Il m'a toujours été difficile de comprendre pourquoi ces mots fort clairs étaient soupirés sur un ton si peu approprié, mystérieux, comme le secret qui fait que tout le monde a l'air triste dans le vieux palais où Mélisande n'a pas réussi à apporter la joie, et profond comme une pensée du vieillard Arkel qui cherche à proférer, dans des mots très simples, toute la sagesse et la destinée. Les notes mêmes sur lesquelles s'élève avec une douceur grandissante la voix du vieux roi d'Allemande ou de Goéland, pour dire: «On ne sait pas ce qu'il y a ici, cela peut paraître étrange, il n'y a peut-être pas d'événements inutiles», ou bien: «Il ne faut pas s'effrayer, c'était un pauvre petit être mystérieux, comme tout le monde», étaient celles qui servaient au marchand d'escargots pour reprendre, en une cantilène indéfinie: «On les vend six sous la douzaine...» Mais cette lamentation métaphysique n'avait pas le temps d'expirer au bord de l'infini, elle était interrompue par une vive trompette. Cette fois il ne s'agissait pas de mangeailles, les paroles du libretto étaient: «Tond les chiens, coupe les chats, les queues et les oreilles».
Certes la fantaisie, l'esprit de chaque marchand ou marchande, introduisaient souvent des variantes dans les paroles de toutes ces musiques que j'entendais de mon lit. Pourtant un arrêt rituel mettant un silence au milieu du mot, surtout quand il était répété deux fois, évoquait constamment le souvenir des vieilles églises. Dans sa petite voiture conduite par une ânesse qu'il arrêtait devant chaque maison pour entrer dans les cours, le marchand d'habits, portant un fouet, psalmodiait: «Habits, marchand d'habits, ha... bits» avec la même pause entre les deux dernières syllabes d'habits que s'il eût entonné en plain-chant: «Per omnia sæcula sæculo...rum» ou: «Requiescat in pa...ce» bien qu'il ne dût pas croire à l'éternité de ses habits et ne les offrît pas non plus comme linceuls pour le suprême repos dans la paix. Et de même, comme les motifs commençaient à s'entrecroiser dès cette heure matinale, une marchande de quatre-saisons, poussant sa voiturette, usait pour sa litanie de la division grégorienne:
À la tendresse, à la verduresse
Artichauts tendres et beaux
Arti...chants.
bien qu'elle fût vraisemblablement ignorante de l'antiphonaire et des sept tons qui symbolisent, quatre les sciences du quadrivium et trois celles du trivium.
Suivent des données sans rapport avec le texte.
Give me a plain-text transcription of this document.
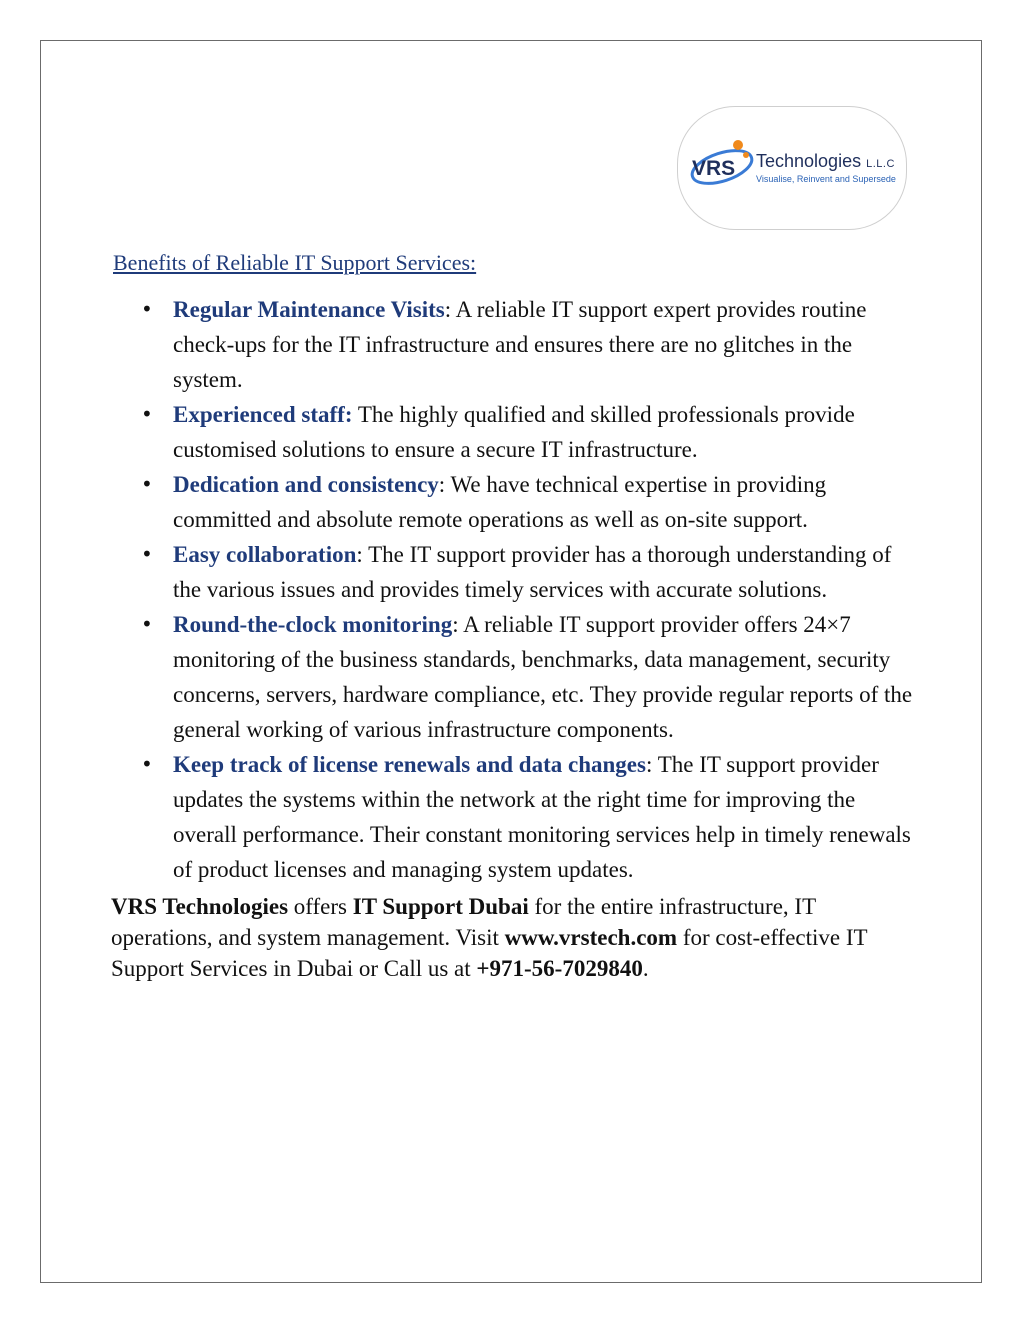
VRS Technologies L.L.C
Visualise, Reinvent and Supersede
Benefits of Reliable IT Support Services:
• Regular Maintenance Visits: A reliable IT support expert provides routine check-ups for the IT infrastructure and ensures there are no glitches in the system.
• Experienced staff: The highly qualified and skilled professionals provide customised solutions to ensure a secure IT infrastructure.
• Dedication and consistency: We have technical expertise in providing committed and absolute remote operations as well as on-site support.
• Easy collaboration: The IT support provider has a thorough understanding of the various issues and provides timely services with accurate solutions.
• Round-the-clock monitoring: A reliable IT support provider offers 24×7 monitoring of the business standards, benchmarks, data management, security concerns, servers, hardware compliance, etc. They provide regular reports of the general working of various infrastructure components.
• Keep track of license renewals and data changes: The IT support provider updates the systems within the network at the right time for improving the overall performance. Their constant monitoring services help in timely renewals of product licenses and managing system updates.

VRS Technologies offers IT Support Dubai for the entire infrastructure, IT operations, and system management. Visit www.vrstech.com for cost-effective IT Support Services in Dubai or Call us at +971-56-7029840.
Tirant d'un flûtiau, d'une cornemuse, des airs de son pays méridional dont la lumière s'accordait bien avec les beaux jours, un homme en blouse, tenant à la main un nerf de bœuf et coiffé d'un béret basque, s'arrêtait devant les maisons. C'était le chevrier avec deux chiens et devant lui son troupeau de chèvres. Comme il venait de loin il passait assez tard dans notre quartier; et les femmes accouraient avec un bol pour recueillir le lait qui devait donner la force à leurs petits. Mais aux airs pyrénéens de ce bienfaisant pasteur, se mêlait déjà la cloche du repasseur, lequel criait: «Couteaux, ciseaux, rasoirs». Avec lui ne pouvait lutter le repasseur de scies, car dépourvu d'instrument il se contentait d'appeler: «Avez-vous des scies à repasser, v'là le repasseur», tandis que plus gai le rétameur après avoir énuméré les chaudrons, les casseroles, tout ce qu'il étamait, entonnait le refrain «Tam, tam, tam, c'est moi qui rétame même le macadam, c'est moi qui mets des fonds partout, qui bouche tous les trous, trou, trou, trou»; et de petits Italiens portant de grandes boîtes de fer peintes en rouge où les numéros—perdants et gagnants—étaient marqués, et jouant d'une crécelle, proposaient: «Amusez-vous, mesdames, v'là le plaisir».